望遠で野鳥を撮る際にファインダーで捉え続けるのはつらいので、ファインダー内へ被写体が復帰した時に再び捉えるまでの時間が短いことが、今後私がカメラを選ぶポイントに成りそうです。
光軸
AFの話は混戦の中からのダンクシュートですかね。ワイドエリアの枠で瞳検出させながら追えばイケると思ってますが、どうでしょう。
AF設定や、既に指摘があるように、横切り反応の設定が書いてないので(リンク先本文は見てませんが)、ん?っていう印象もあります。
コツメチャン
2ヶ月使ってきましたが、確かに多くの被写体がフレームインしたとき、被写体を選択しづらいのは事実
だと思っています。
個人的には、被写体に迷うというよりは、オートエリアや3Dトラッキングで意図しない被写体に食いついて離さなくなってしまって困ることのほうが多いです。
ただつい先日、ワイドエリアSに設定したら、エリア内に入った被写体だけ被写体認識動作をするという挙動になり、非常に思い通りの被写体を狙えるようになりました。
素のトラッキング性能は非常に高いので、ファームアップもそうですが、使い方次第で化けるかなと思っています。
様々な設定を試して使い込めば、もっと思い通りに使えそうな気がしています。
ジェラ
CAPAの比較でもAF関連は各項目概ねR3>α1>Z9だったので漠然とそんな感じなのかなと思っていました。
ニコンの場合は完成の域に達しているD6との比較にもなってしまうところは大変だと思います。
弁証法
ニコンのミラーレスは、同社の一眼レフやソニーの新しいミラーレスに比べてバッテリーが持たない印象がありましたが、ここを改善してきたのは、一見地味ながら実際の使用感にはものすごく影響がありそうですね。
見ていてほしくなります、、、買えないのか。
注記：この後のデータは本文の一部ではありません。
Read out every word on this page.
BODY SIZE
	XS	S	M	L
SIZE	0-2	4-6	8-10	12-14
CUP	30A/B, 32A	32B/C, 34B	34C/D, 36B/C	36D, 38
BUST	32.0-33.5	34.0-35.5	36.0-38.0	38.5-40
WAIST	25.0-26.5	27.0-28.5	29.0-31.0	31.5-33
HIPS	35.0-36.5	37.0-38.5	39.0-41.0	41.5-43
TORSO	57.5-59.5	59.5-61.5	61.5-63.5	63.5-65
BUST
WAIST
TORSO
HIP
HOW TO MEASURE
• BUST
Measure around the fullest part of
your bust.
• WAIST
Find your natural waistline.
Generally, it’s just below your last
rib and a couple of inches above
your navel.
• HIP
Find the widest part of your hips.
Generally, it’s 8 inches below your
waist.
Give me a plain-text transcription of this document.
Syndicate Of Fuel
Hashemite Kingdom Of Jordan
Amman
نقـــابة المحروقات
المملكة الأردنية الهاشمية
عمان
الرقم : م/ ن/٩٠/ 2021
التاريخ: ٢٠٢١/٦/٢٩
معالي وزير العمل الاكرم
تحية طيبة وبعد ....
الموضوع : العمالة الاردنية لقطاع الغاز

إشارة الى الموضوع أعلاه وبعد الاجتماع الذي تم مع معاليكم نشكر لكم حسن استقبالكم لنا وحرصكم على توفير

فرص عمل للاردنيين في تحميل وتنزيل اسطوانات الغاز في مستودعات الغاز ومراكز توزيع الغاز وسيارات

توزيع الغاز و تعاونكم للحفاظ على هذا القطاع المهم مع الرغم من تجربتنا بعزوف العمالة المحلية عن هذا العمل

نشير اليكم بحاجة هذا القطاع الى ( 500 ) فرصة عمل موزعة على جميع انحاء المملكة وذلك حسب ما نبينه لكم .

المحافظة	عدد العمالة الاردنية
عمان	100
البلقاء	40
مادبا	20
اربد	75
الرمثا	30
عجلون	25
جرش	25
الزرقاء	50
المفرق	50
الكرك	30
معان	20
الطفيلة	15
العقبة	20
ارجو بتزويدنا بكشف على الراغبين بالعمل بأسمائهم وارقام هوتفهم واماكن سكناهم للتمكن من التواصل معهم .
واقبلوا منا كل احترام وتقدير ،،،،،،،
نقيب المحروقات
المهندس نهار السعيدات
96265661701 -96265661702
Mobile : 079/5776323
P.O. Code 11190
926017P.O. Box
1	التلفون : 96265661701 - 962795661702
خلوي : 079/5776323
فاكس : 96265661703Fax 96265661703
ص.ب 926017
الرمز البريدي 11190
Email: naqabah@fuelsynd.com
。
あとはコンティニュアスAFをファームでどこまで追い込めるか。
lk
スチールですが、一番使いづらかったのはピンポイントで、ほんとに点で捉える場面でのAFですね。範囲枠も繊細な場面では大きく感じ点で抑えるのは厳しかったです。
認識はZも意外と頑張って食いついてもくれますが、被写体が相当大きくないとEVFに表示としては認識しません(帰宅後見たら実際はこっそり合わせると思えるようなことが多いんですが)認識で撮るのはやはりαの方が使いやすいと感じました。